POLITIQUE

Daniel Paillé souhaite une entente électorale entre souverainistes

13/05/2013 02:33 EDT | Actualisé 13/07/2013 05:12 EDT
CP

QUÉBEC - Le chef du Bloc québécois, Daniel Paillé, a plaidé lundi pour que les partis souverainistes concluent une entente électorale en vue de la formation d'un gouvernement majoritaire à Québec au prochain scrutin.

M. Paillé a refusé d'élaborer sur la formule qui devrait être retenue par le Parti québécois (PQ), Québec solidaire (QS) ou Option nationale (ON).

«Ce n'est pas à moi de déterminer sur la scène électorale québécoise de quelle manière ces gens pourraient s'entendre, a-t-il dit en entrevue. C'est sûr que je souhaite qu'il y ait une façon qui appartient aux partis politiques québécois de faire en sorte que l'on ait ce gouvernement souverainiste majoritaire.»

M. Paillé a évoqué des investitures multipartites à l'intérieur de chacune des circonscriptions, des comtés qui pourraient être libérés sur la base de sondages ou même un gouvernement de coalition, de manière à favoriser l'élection d'un gouvernement qui détiendrait la majorité des sièges à l'Assemblée nationale.

En fin de semaine, la première ministre Pauline Marois a évoqué le sabordage du Rassemblement pour l'indépendance nationale (RIN), en 1968, au profit du Parti québécois.

Mme Marois, qui dirige un gouvernement minoritaire depuis septembre, a affirmé que l'histoire méritait de se répéter, ce qui a fait bondir ses adversaires souverainistes d'ON et de QS.

En entrevue à La Presse Canadienne, M. Paillé a affirmé que le contexte actuel est bien différent de celui qui a mené le RIN à se saborder.

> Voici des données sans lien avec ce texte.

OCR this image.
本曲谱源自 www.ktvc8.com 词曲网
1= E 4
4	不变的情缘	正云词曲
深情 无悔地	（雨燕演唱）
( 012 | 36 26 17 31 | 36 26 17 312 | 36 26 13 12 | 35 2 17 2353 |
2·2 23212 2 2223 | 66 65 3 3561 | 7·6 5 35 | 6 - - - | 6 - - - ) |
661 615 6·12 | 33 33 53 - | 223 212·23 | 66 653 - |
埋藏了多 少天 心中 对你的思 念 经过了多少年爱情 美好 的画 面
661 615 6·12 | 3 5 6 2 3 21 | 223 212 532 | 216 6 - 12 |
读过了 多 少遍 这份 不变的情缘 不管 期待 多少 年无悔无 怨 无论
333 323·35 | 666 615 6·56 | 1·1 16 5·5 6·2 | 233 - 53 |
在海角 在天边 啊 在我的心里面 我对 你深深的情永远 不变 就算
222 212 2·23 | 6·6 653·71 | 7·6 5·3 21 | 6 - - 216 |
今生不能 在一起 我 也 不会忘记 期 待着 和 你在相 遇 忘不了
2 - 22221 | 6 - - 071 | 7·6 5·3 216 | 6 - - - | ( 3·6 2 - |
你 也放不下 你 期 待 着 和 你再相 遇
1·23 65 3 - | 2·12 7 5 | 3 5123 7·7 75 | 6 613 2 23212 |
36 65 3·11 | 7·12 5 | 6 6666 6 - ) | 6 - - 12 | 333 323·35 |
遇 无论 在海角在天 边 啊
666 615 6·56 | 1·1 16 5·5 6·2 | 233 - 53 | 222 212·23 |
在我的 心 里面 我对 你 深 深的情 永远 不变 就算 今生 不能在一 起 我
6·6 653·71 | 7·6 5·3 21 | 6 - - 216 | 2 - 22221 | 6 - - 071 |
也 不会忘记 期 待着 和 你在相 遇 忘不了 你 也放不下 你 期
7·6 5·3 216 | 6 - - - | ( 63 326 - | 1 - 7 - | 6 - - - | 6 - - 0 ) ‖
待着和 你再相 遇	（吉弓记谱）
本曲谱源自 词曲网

«Après la fondation du PQ, si ma mémoire est bonne, déjà plus de la moitié des membres du RIN avaient adhéré au PQ, a-t-il dit. La force était déjà là. (...) Actuellement, quelle est la tendance? Le PQ semble avoir énormément de membres, et QS aussi et ON aussi.»

Le chef souverainiste, qui constate que plusieurs jeunes militants du Bloc sont aussi membres d'ON, a affirmé que le résultat de la prochaine élection québécoise sera déterminant pour l'avenir de son propre parti.

«Je souhaite qu'il y ait un ré-appel référendaire et ça passe par l'élection d'un gouvernement souverainiste majoritaire», a-t-il dit.

Selon M. Paillé, le Parti québécois demeure le mieux placé pour former un gouvernement majoritaire et amorcer une démarche référendaire, mais il croit qu'une entente électorale avec QS et ON est souhaitable pour y parvenir.

«Aujourd'hui, quand on regarde la donne politique qu'on a, c'est un gouvernement du PQ que l'on souhaite majoritaire», a-t-il dit.

Un porte-parole du ministre des Affaires intergouvernementales canadiennes et de la Gouvernance souverainiste, Alexandre Cloutier, a affirmé que le gouvernement exclut toute autre option qu'un ralliement des souverainistes autour du PQ.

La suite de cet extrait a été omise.